Troubleshooting Parallel Servers and MPI
This section contains some troubleshooting tips when working with parallel servers and MPI distributions.
Specifying Parallel Hosts Yields Invalid Entries
- Make sure that the specified host names are spelled and configured correctly.
Command-Line Option Fails
- Ensure that the command-line shown in the GUI conforms to the options described in Command-Line Reference. See Command-Line Reference.
A Windows Cluster Does Not Work
- Install the most recent release version of Simcenter STAR-CCM+ available using the same installation path on all machines, and ensuring that the MPI component is chosen and set up correctly.
- Ensure credentials are registered as described in Registering Your Credentials for Distributed Simulations on Windows.
- Verify on each machine that you can start serial and local parallel servers.
- Start the multi-host parallel server, trying one host at a time. Starting remote servers is not supported under Windows, so when starting a multi-host parallel server the primary process must be run on the local host.
-
If it does not work, make sure that your firewall settings are not affecting the cluster communication. If the problems persist, you can start the server from the command line with the -v option to get debug output, as follows:
"<STAR-CCM+_INSTALL_DIR>\starccm+" -server -on host1,host2 -v
where host1 and host2 are the two machines that you want to run on, and one of them is the current local machine.

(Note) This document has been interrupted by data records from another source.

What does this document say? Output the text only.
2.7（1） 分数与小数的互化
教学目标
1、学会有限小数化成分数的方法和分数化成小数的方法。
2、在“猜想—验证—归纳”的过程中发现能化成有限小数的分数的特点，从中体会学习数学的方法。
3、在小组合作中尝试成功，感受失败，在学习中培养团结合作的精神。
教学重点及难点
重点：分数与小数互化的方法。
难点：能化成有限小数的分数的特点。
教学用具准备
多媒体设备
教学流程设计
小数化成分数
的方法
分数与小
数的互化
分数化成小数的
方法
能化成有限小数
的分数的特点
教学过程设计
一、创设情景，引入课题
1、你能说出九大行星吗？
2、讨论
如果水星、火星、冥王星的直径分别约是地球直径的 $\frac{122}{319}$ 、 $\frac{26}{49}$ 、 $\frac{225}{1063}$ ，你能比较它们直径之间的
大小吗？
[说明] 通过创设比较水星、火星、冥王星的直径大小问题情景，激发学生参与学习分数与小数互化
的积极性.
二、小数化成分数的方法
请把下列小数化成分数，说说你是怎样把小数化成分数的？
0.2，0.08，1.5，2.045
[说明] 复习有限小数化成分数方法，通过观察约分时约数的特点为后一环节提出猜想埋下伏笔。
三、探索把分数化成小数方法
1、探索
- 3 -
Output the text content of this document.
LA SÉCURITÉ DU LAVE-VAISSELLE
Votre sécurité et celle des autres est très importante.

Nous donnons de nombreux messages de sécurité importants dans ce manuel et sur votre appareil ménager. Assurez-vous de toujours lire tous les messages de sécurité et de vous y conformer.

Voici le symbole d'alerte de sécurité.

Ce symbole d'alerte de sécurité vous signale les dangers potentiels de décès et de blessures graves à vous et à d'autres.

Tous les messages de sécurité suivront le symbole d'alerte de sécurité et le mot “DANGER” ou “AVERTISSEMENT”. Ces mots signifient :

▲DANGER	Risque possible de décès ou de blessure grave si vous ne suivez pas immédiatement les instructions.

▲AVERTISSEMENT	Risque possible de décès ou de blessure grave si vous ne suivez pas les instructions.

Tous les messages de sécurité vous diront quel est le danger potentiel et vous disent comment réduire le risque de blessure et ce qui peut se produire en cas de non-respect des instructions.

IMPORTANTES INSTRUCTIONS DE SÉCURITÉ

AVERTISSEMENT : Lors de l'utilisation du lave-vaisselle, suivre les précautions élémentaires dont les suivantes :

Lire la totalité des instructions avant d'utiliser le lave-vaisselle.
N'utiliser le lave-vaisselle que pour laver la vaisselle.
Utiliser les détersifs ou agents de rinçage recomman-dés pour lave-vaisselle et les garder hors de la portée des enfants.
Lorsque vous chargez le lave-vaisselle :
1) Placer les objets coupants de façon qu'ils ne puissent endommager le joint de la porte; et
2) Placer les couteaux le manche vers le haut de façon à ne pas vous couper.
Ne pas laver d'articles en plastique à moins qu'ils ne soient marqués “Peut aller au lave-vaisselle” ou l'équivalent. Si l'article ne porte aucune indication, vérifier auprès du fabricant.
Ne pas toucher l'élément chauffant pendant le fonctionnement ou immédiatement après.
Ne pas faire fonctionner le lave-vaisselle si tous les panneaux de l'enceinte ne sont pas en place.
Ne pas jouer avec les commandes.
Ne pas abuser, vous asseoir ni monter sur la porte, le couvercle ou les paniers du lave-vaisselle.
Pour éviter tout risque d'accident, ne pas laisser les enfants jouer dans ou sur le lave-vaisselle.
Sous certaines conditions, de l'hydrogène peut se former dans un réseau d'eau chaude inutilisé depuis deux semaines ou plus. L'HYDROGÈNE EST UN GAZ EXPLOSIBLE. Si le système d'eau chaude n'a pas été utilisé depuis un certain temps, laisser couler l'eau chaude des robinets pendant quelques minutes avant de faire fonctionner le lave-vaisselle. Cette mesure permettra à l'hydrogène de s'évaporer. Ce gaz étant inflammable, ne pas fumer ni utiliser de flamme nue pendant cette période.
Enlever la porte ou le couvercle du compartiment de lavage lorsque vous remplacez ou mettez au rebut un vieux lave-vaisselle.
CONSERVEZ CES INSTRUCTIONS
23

Shared Memory Limits Are Too Low
Linux workstations are often configured with low limits on the amount of allowable shared memory. This restricts how much memory can be pinned by the libraries that MPI uses. These libraries can print warning messages even when only using a single host and they usually indicate the limits are set too low—even if the library isn't being used. Set workstations to have high or preferably unlimited limits.
With Open MPI, a fallback mechanism exists for cases when limits are too low. In such a case, Simcenter STAR-CCM+ generates a warning message. When deciding on memory limits, consider that this fallback mechanism might diminish communication performance. The Open MPI Frequently Asked Questions describe how the limits are changed. (See the answer to How can a system administrator (or user) change locked memory limits?)
User Process Limits Are Too Low
The "user process" limit on Linux workstations restricts how many processes you can create. For parallel runs, this limit can be too low, resulting in undesired behavior such as not being able to connect via SSH to a compute host with a running simulation. If you encounter such behavior, set workstations or cluster nodes to have higher user process limits.
Issues on TCP Networks with High Process Counts
TCP networks are usually not designed for massively parallel workloads and thus, significant losses of parallel efficiency can be expected when running Simcenter STAR-CCM+ on very high process counts over TCP. To avoid poor parallel efficiency and other related scaling issues on such networks, Simcenter STAR-CCM+ supports running over TCP only up to 500 cores. You can still try running at larger scales, but please consider using a high-performance network such as InfiniBand, OmniPath, or Elastic Fabric Adapter instead of TCP for large-scale simulations if you experience usability or efficiency issues.
Suboptimal Performance on AWS EFA Systems
When running on AWS systems with Elastic Fabric Adapter (EFA), the default Open MPI
may lead to suboptimal performance. Please consider evaluating if Intel MPI
(-mpi intel
) can lead to better performance for your simulation
and setup.